The Nicollet Island-East Bank neighborhood will achieve significant growth in both residential and business population and tax base during the next 20 years. When fully developed, the neighborhood will be a culturally diverse home to at least hundreds more people and scores of thriving new businesses. A vital urban neighborhood in its own right, Nicollet Island-East Bank also functions as a major crossroads for the City and as a destination for the region.

With new housing built to universal design standards along easy-to-navigate sidewalks and streets, the neighborhood will serve as an urban laboratory where innovations take place within the public realm. The eclectic neighborhood will be known for its public art, walkability and bikability, access to great public transportation, welcoming plazas and innovative parklets, environmental sensitivity, and careful blending of the new with the old.

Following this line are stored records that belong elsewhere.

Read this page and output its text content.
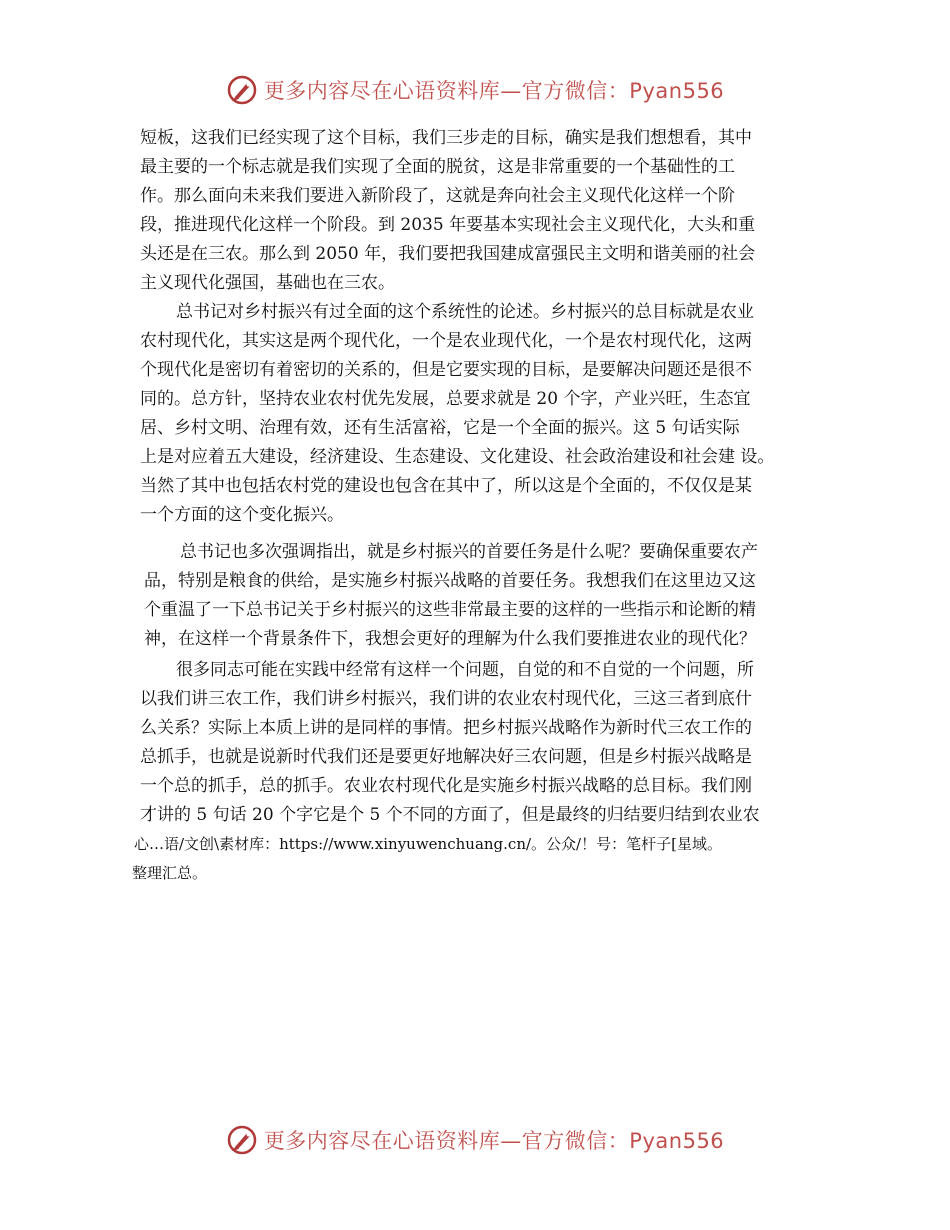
更多内容尽在心语资料库—官方微信：Pyan556

短板，这我们已经实现了这个目标，我们三步走的目标，确实是我们想想看，其中
最主要的一个标志就是我们实现了全面的脱贫，这是非常重要的一个基础性的工
作。那么面向未来我们要进入新阶段了，这就是奔向社会主义现代化这样一个阶
段，推进现代化这样一个阶段。到 2035 年要基本实现社会主义现代化，大头和重
头还是在三农。那么到 2050 年，我们要把我国建成富强民主文明和谐美丽的社会
主义现代化强国，基础也在三农。

总书记对乡村振兴有过全面的这个系统性的论述。乡村振兴的总目标就是农业
农村现代化，其实这是两个现代化，一个是农业现代化，一个是农村现代化，这两
个现代化是密切有着密切的关系的，但是它要实现的目标，是要解决问题还是很不
同的。总方针，坚持农业农村优先发展，总要求就是 20 个字，产业兴旺，生态宜
居、乡村文明、治理有效，还有生活富裕，它是一个全面的振兴。这 5 句话实际
上是对应着五大建设，经济建设、生态建设、文化建设、社会政治建设和社会建 设。
当然了其中也包括农村党的建设也包含在其中了，所以这是个全面的，不仅仅是某
一个方面的这个变化振兴。

总书记也多次强调指出，就是乡村振兴的首要任务是什么呢？要确保重要农产
品，特别是粮食的供给，是实施乡村振兴战略的首要任务。我想我们在这里边又这
个重温了一下总书记关于乡村振兴的这些非常最主要的这样的一些指示和论断的精
神，在这样一个背景条件下，我想会更好的理解为什么我们要推进农业的现代化？

很多同志可能在实践中经常有这样一个问题，自觉的和不自觉的一个问题，所
以我们讲三农工作，我们讲乡村振兴，我们讲的农业农村现代化，三这三者到底什
么关系？实际上本质上讲的是同样的事情。把乡村振兴战略作为新时代三农工作的
总抓手，也就是说新时代我们还是要更好地解决好三农问题，但是乡村振兴战略是
一个总的抓手，总的抓手。农业农村现代化是实施乡村振兴战略的总目标。我们刚
才讲的 5 句话 20 个字它是个 5 个不同的方面了，但是最终的归结要归结到农业农

心…语/文创\素材库：https://www.xinyuwenchuang.cn/。公众/！号：笔杆子[星域。

整理汇总。

更多内容尽在心语资料库—官方微信：Pyan556
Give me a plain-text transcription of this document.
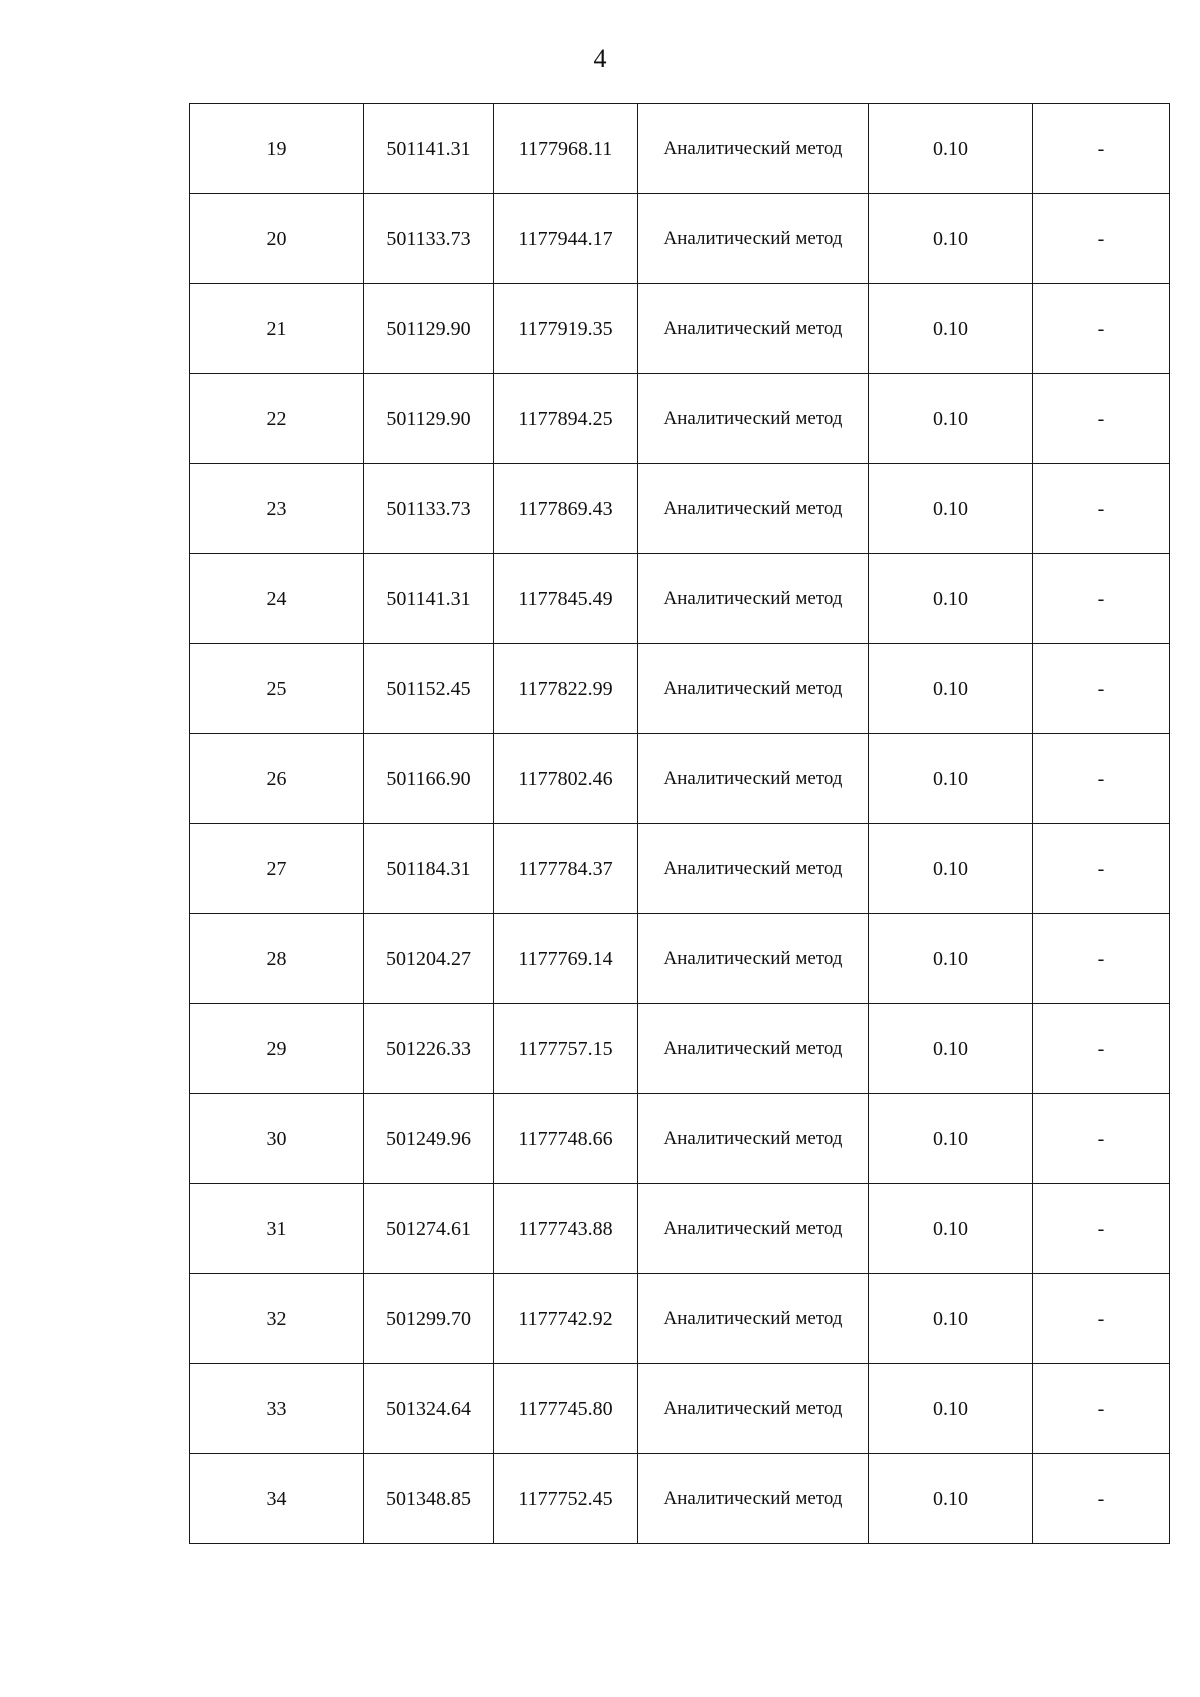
4
19	501141.31	1177968.11	Аналитический метод	0.10	-
20	501133.73	1177944.17	Аналитический метод	0.10	-
21	501129.90	1177919.35	Аналитический метод	0.10	-
22	501129.90	1177894.25	Аналитический метод	0.10	-
23	501133.73	1177869.43	Аналитический метод	0.10	-
24	501141.31	1177845.49	Аналитический метод	0.10	-
25	501152.45	1177822.99	Аналитический метод	0.10	-
26	501166.90	1177802.46	Аналитический метод	0.10	-
27	501184.31	1177784.37	Аналитический метод	0.10	-
28	501204.27	1177769.14	Аналитический метод	0.10	-
29	501226.33	1177757.15	Аналитический метод	0.10	-
30	501249.96	1177748.66	Аналитический метод	0.10	-
31	501274.61	1177743.88	Аналитический метод	0.10	-
32	501299.70	1177742.92	Аналитический метод	0.10	-
33	501324.64	1177745.80	Аналитический метод	0.10	-
34	501348.85	1177752.45	Аналитический метод	0.10	-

Visitors from across the region will have numerous reasons to seek out Nicollet Island-East Bank as a place to shop, dine, or simply enjoy access to the riverfront. Buildings both small and tall will anchor and enliven busy, bustling streets. The sustainable and environmentally-sound neighborhood will offer such a wide variety of housing, commercial, and cultural choices that residents will never have to leave the neighborhood.

Major Strategic Goals

1. Strengthen the neighborhood’s role in the regional economy, with emphasis on businesses that are unique, in part by restoring East Hennepin to its historic commercial roots.

2. Guide infill development while increasing density, cultivating mixed-use corridors, and increasing communal green space.

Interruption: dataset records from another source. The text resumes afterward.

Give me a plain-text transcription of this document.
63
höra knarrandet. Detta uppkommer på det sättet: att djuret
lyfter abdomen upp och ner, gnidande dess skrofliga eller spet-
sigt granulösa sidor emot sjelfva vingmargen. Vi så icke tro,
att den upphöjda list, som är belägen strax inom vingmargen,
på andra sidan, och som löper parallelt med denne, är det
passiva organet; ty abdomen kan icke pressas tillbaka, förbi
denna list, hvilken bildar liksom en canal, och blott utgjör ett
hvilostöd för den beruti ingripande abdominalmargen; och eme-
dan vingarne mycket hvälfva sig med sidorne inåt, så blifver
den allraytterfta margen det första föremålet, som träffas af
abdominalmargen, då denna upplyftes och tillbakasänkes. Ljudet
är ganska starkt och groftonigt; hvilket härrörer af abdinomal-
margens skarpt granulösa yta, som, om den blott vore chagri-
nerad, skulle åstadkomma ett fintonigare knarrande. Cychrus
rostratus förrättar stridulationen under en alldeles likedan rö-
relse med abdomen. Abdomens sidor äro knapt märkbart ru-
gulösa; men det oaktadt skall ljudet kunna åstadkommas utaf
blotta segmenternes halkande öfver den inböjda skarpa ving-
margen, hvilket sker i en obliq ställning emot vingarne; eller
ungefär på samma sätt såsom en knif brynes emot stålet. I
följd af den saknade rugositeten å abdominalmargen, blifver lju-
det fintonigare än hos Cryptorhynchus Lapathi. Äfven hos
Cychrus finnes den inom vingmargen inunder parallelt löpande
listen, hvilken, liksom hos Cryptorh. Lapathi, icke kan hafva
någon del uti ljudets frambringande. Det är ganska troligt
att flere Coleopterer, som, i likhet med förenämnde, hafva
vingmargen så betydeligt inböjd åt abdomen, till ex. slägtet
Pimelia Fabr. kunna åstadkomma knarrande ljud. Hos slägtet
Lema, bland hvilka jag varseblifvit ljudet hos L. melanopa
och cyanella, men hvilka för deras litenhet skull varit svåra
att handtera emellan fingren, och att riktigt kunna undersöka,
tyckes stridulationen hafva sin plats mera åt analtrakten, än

3. Attract a rich mix of residents, cultural experiences, businesses and other institutions, building types and styles, and employment opportunities.

4. Adapt to contemporary use the historical character, unique architecture, and regional and neighborhood parks – in cooperation with the Minneapolis Park and Recreation Board and in compliance with the historic district guidelines of the St. Anthony Falls Heritage Zone and the Central Mississippi Riverfront Regional Park Master Plan.

5. Expand and improve pedestrian, bicycling, and transit infrastructure throughout the neighborhood.

6. Provide an exceptional urban pedestrian experience for people of all ages.

7. Act as stewards of the environment, valuing sustainability, energy conservation, minimal surface water run-off, and re-use/reduce/recycle economies.

8. Enhance public safety through maximum use of “eyes-on-the-street” building designs.

Top Priorities

1. Restore one-way streets to two-way operations.

2. Expand the Pedestrian Oriented Overlay District to include the entire neighborhood.

3. Attract high quality development to underutilized areas.

4. Increase emphasis on the pedestrian with amenities such as artwork, wider sidewalks, trees, parklets, enhanced lighting, street “furniture” (benches, tables, etc.), and transparent building facades.

5. Eliminate overhead utilities.

6. Support improved transit services and infrastructure including the Nicollet-Central Streetcar implementation, real time transit information signage and otherwise.

7. Improve connections to the riverfront parkland and to bicycle and pedestrian trails.